Seemingly, you have to be more thoughtful when you prompt Cursor and make sure it plans the work correctly. Without using Traycer AI, it was able to plan and develop some extra features like the night mode toggle and a hamburger nav for mobile devices. These turned out mostly fine. 

Cursor also managed to fix some bugs that Claude Code was getting stuck on.

I would only recommend Cursor as something complementary for less complex tasks if you want it for your everyday work. I would not necessarily recommend it for vibe coding unless you have extra money to burn or you are somehow running out of usage with Claude Code.

Should you vibe code

If you’re developing a Proof of Concept for a business, and you can afford to ignore defining a lot of details like a specific UI look or API structure, vibe coding can be a great tool to help you deliver with minimal effort on your part. In those conditions, you can generally afford to start working on something else in the background, to some degree reducing fatigue and/or improving efficiency. 

If you intend to use vibe coding for production code, just like real developers, your agents will require a lot of instructions to deliver it exactly how you want it. For smaller projects, it might be able to get it done most of the way on its own. You might be able to get away adding features to larger projects too when you have microservices with well defined and limited responsibilities. 

It can be a very good investment as you can spend less than $200 a month for those tools and get very generous usage limits. 

With all that said, be really careful about code developed by AI. Coding agents sometimes end up creating strange, unreasonable bugs and edge cases that you only see real developers commit when they don’t understand or test their code. Even when they run the browser and take screenshots to validate the functionality, they end up missing obvious visual bugs like transparent backgrounds, dropdowns showing up under modals, etc.

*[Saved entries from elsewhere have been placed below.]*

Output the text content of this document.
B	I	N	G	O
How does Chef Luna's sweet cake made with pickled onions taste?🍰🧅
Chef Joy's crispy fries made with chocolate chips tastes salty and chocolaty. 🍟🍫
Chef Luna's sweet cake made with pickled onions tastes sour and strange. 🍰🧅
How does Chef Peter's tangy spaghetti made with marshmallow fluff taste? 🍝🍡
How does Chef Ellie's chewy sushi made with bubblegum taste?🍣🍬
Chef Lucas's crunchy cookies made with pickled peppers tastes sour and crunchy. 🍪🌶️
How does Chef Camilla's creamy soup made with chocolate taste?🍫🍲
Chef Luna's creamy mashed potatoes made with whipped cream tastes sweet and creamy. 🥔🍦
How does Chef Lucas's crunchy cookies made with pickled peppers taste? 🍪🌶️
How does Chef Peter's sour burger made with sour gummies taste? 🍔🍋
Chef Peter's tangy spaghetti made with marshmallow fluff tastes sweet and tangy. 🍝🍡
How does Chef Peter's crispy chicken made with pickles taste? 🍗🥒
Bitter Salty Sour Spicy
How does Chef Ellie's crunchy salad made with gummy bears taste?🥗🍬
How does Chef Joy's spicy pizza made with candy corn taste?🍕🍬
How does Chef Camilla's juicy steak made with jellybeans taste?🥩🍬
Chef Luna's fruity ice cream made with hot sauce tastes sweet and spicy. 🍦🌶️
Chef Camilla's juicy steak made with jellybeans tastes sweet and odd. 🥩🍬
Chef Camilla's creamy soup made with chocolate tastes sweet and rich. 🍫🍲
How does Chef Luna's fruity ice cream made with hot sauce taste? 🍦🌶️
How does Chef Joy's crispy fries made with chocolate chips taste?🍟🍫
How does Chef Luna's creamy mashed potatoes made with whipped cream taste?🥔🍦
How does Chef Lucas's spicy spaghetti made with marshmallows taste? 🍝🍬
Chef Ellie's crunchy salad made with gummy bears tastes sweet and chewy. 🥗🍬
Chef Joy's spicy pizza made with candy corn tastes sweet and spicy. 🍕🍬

To avoid the drawbacks of vibe coding and take the full advantage of it, you will need the skills of a good developer and a good teacher. Then you have a good chance to cut down on anywhere between 0-80% of the manual work you’d be doing otherwise.

What’s next? Other tools on the horizon

The new Google Antigravity editor was released right after I completed this vibe coding prototype. With Gemini 3 Pro, it’s really powerful. In a few hours, I managed to create a prototype of a different application using this editor. The new Gemini 3 Pro is plenty intelligent, and the Antigravity editor offers a unique feature set. 

Based on my initial impressions, Google Antigravity has a good chance of becoming one of the top vibe coding tools alongside Claude Code. The Antigravity preview still suffers from issues/bugs and we don’t know about the pricing and usage limits once it comes out, so it’s difficult to assess whether it’ll be worth using over competitors like Cursor. 

OpenAI has also released their GPT-5.1-Pro and GPT-5.1-Codex-Max. I was not able to test them out, but it seems that GPT-5.1-Pro is in a class of its own for very complex reasoning tasks. The new Codex does not seem to impress people as much.